Disney and advertising technology companies agree to privacy changes for children’s apps.
Amid legal settlements that could reshape the market for children’s apps, Disney, Viacom and 10 ad technology companies have agreed to remove certain adware from children’s apps in order to respond to the privacy breach charges of millions of people. youth.
The agreements resolve three related class action cases involving some of the biggest ad technology companies – including Twitter’s MoPub – and some of the most popular children’s apps – including “Subway surfers”, an animated game from Denmark that users around the world have installed more than 1.5 billion times, according to Sensor Tower, an app research company.
The lawsuits accused the companies of placing tracking software in popular children’s game apps without parental knowledge or parental consent, in violation of state laws on privacy and fair business practices. These trackers can be used to profile children on apps and devices, target them with ads, and trick them into making in-app purchases, according to legal documents in the case.
Now under the approved regulations On Monday, by a U.S. District Court judge for the Northern District of California, the companies agreed to remove or disable tracking software that could be used to target children with ads. Developers will still be able to display pop-up ads based on an app’s content.
“This will be the biggest change we’ve seen in the children’s app market and when it comes to business models,” said Josh Golin, executive director of Campaign for a Commercial-Free Childhood, a Boston-based nonprofit. . “Out of thousands of apps, children will no longer be targeted by the most insidious and manipulative forms of marketing.”
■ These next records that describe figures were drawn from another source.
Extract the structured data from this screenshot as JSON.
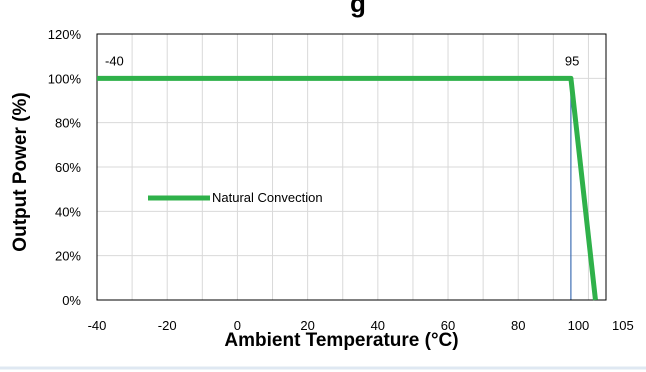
{
  "title_fragment": "g",
  "chart_data": {
    "type": "line",
    "title": "",
    "xlabel": "Ambient Temperature (°C)",
    "ylabel": "Output Power (%)",
    "xlim": [
      -40,
      105
    ],
    "ylim": [
      0,
      120
    ],
    "x_ticks": [
      -40,
      -20,
      0,
      20,
      40,
      60,
      80,
      100,
      105
    ],
    "y_ticks": [
      0,
      20,
      40,
      60,
      80,
      100,
      120
    ],
    "y_tick_format": "percent",
    "grid": true,
    "legend_position": "middle-left",
    "series": [
      {
        "name": "Natural Convection",
        "color": "#2fb14a",
        "points": [
          {
            "x": -40,
            "y": 100
          },
          {
            "x": 95,
            "y": 100
          },
          {
            "x": 102,
            "y": 0
          }
        ]
      }
    ],
    "annotations": [
      {
        "text": "-40",
        "x": -40,
        "y": 100
      },
      {
        "text": "95",
        "x": 95,
        "y": 100
      }
    ],
    "reference_lines": [
      {
        "type": "vertical",
        "x": 95,
        "y_from": 0,
        "y_to": 100,
        "color": "#3f6fb5"
      }
    ]
  }
}
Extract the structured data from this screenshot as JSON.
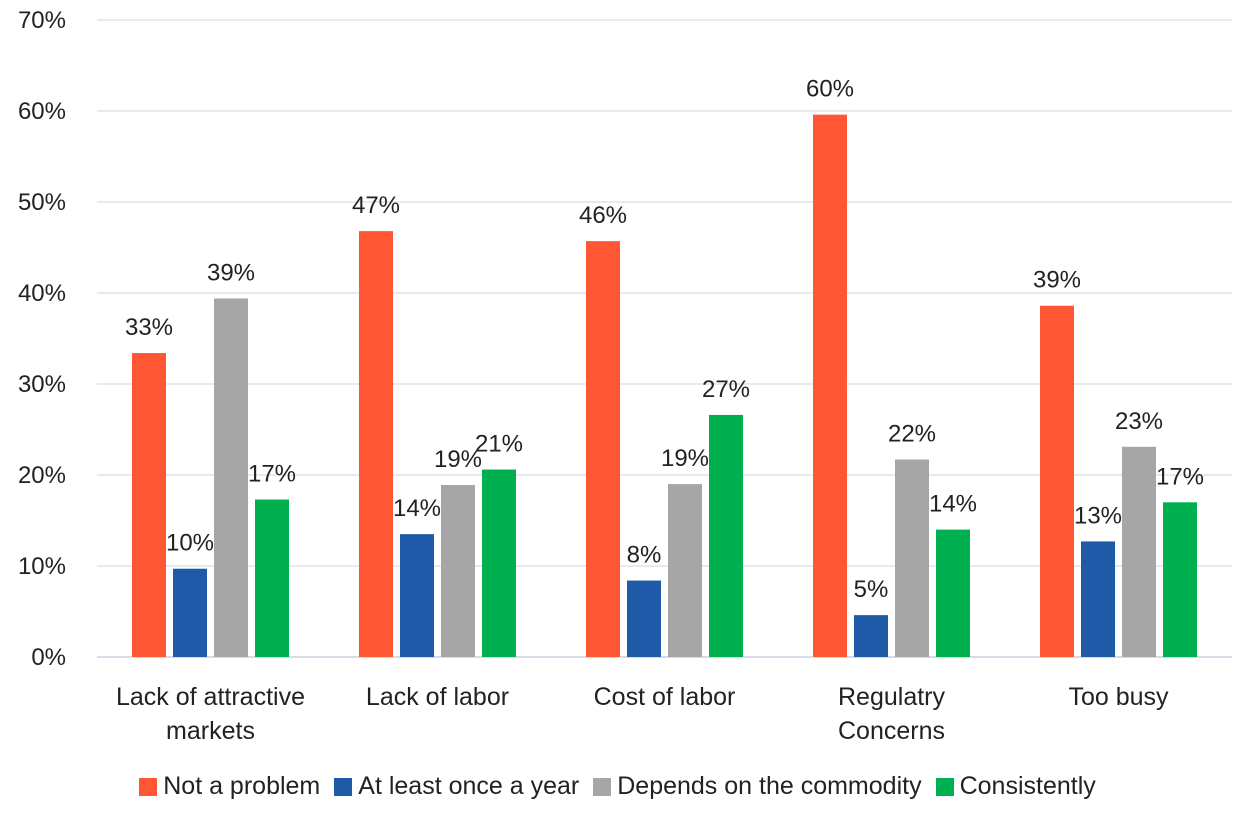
{
  "chart_data": {
    "type": "bar",
    "title": "",
    "xlabel": "",
    "ylabel": "",
    "ylim": [
      0,
      70
    ],
    "yticks": [
      0,
      10,
      20,
      30,
      40,
      50,
      60,
      70
    ],
    "ytick_format": "{v}%",
    "grid": true,
    "legend_position": "bottom",
    "categories": [
      [
        "Lack of attractive",
        "markets"
      ],
      [
        "Lack of labor"
      ],
      [
        "Cost of labor"
      ],
      [
        "Regulatry",
        "Concerns"
      ],
      [
        "Too busy"
      ]
    ],
    "series": [
      {
        "name": "Not a problem",
        "color": "#ff5733",
        "values": [
          33.4,
          46.8,
          45.7,
          59.6,
          38.6
        ],
        "labels": [
          "33%",
          "47%",
          "46%",
          "60%",
          "39%"
        ]
      },
      {
        "name": "At least once a year",
        "color": "#1f5aa8",
        "values": [
          9.7,
          13.5,
          8.4,
          4.6,
          12.7
        ],
        "labels": [
          "10%",
          "14%",
          "8%",
          "5%",
          "13%"
        ]
      },
      {
        "name": "Depends on the commodity",
        "color": "#a6a6a6",
        "values": [
          39.4,
          18.9,
          19.0,
          21.7,
          23.1
        ],
        "labels": [
          "39%",
          "19%",
          "19%",
          "22%",
          "23%"
        ]
      },
      {
        "name": "Consistently",
        "color": "#00b050",
        "values": [
          17.3,
          20.6,
          26.6,
          14.0,
          17.0
        ],
        "labels": [
          "17%",
          "21%",
          "27%",
          "14%",
          "17%"
        ]
      }
    ]
  }
}
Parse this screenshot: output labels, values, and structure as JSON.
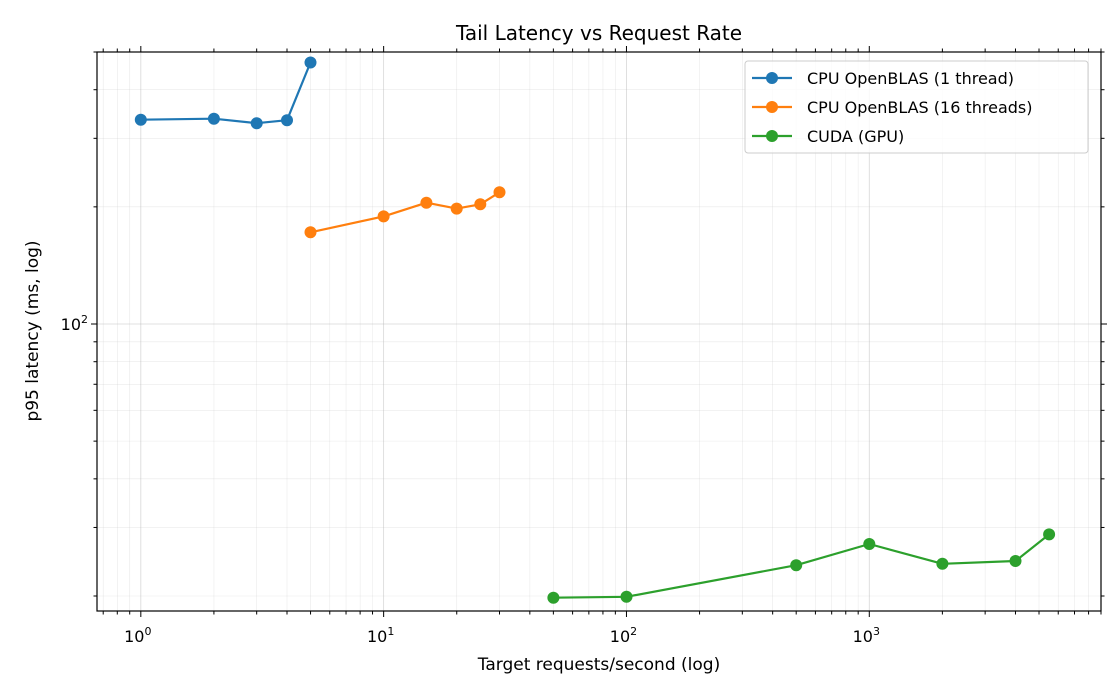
{
  "chart_data": {
    "type": "line",
    "title": "Tail Latency vs Request Rate",
    "xlabel": "Target requests/second (log)",
    "ylabel": "p95 latency (ms, log)",
    "xscale": "log",
    "yscale": "log",
    "xlim": [
      0.66,
      9000
    ],
    "ylim": [
      18.3,
      500
    ],
    "x_tick_labels": [
      {
        "base": "10",
        "exp": "0"
      },
      {
        "base": "10",
        "exp": "1"
      },
      {
        "base": "10",
        "exp": "2"
      },
      {
        "base": "10",
        "exp": "3"
      }
    ],
    "y_tick_labels": [
      {
        "base": "10",
        "exp": "2"
      }
    ],
    "grid": "both (major and minor)",
    "legend_position": "top-right",
    "series": [
      {
        "name": "CPU OpenBLAS (1 thread)",
        "color": "#1f77b4",
        "marker": "circle",
        "x": [
          1,
          2,
          3,
          4,
          5
        ],
        "y": [
          335,
          337,
          328,
          334,
          470
        ]
      },
      {
        "name": "CPU OpenBLAS (16 threads)",
        "color": "#ff7f0e",
        "marker": "circle",
        "x": [
          5,
          10,
          15,
          20,
          25,
          30
        ],
        "y": [
          172,
          189,
          205,
          198,
          203,
          218
        ]
      },
      {
        "name": "CUDA (GPU)",
        "color": "#2ca02c",
        "marker": "circle",
        "x": [
          50,
          100,
          500,
          1000,
          2000,
          4000,
          5500
        ],
        "y": [
          19.8,
          19.9,
          24.0,
          27.2,
          24.2,
          24.6,
          28.8
        ]
      }
    ]
  }
}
The companies involved in the class actions have not admitted any wrongdoing.
Regulations come as Federal Trade Commission scrambles to protect children’s privacy cases against individual developers and advertising technology companies. But children’s advocates said the class action cases, which involved a larger portion of the ad technology and apps market, could lead to industry-wide changes for youth apps and ads. .
Viacom, whose regulations cover one of its children’s apps, called “Lama Spit Spit,And Twitter declined to comment. Disney, whose settlement agreement covers its children’s apps in the United States, and Kiloo, a Danish company that co-developed “Subway Surfers,” did not immediately respond to emails seeking comment.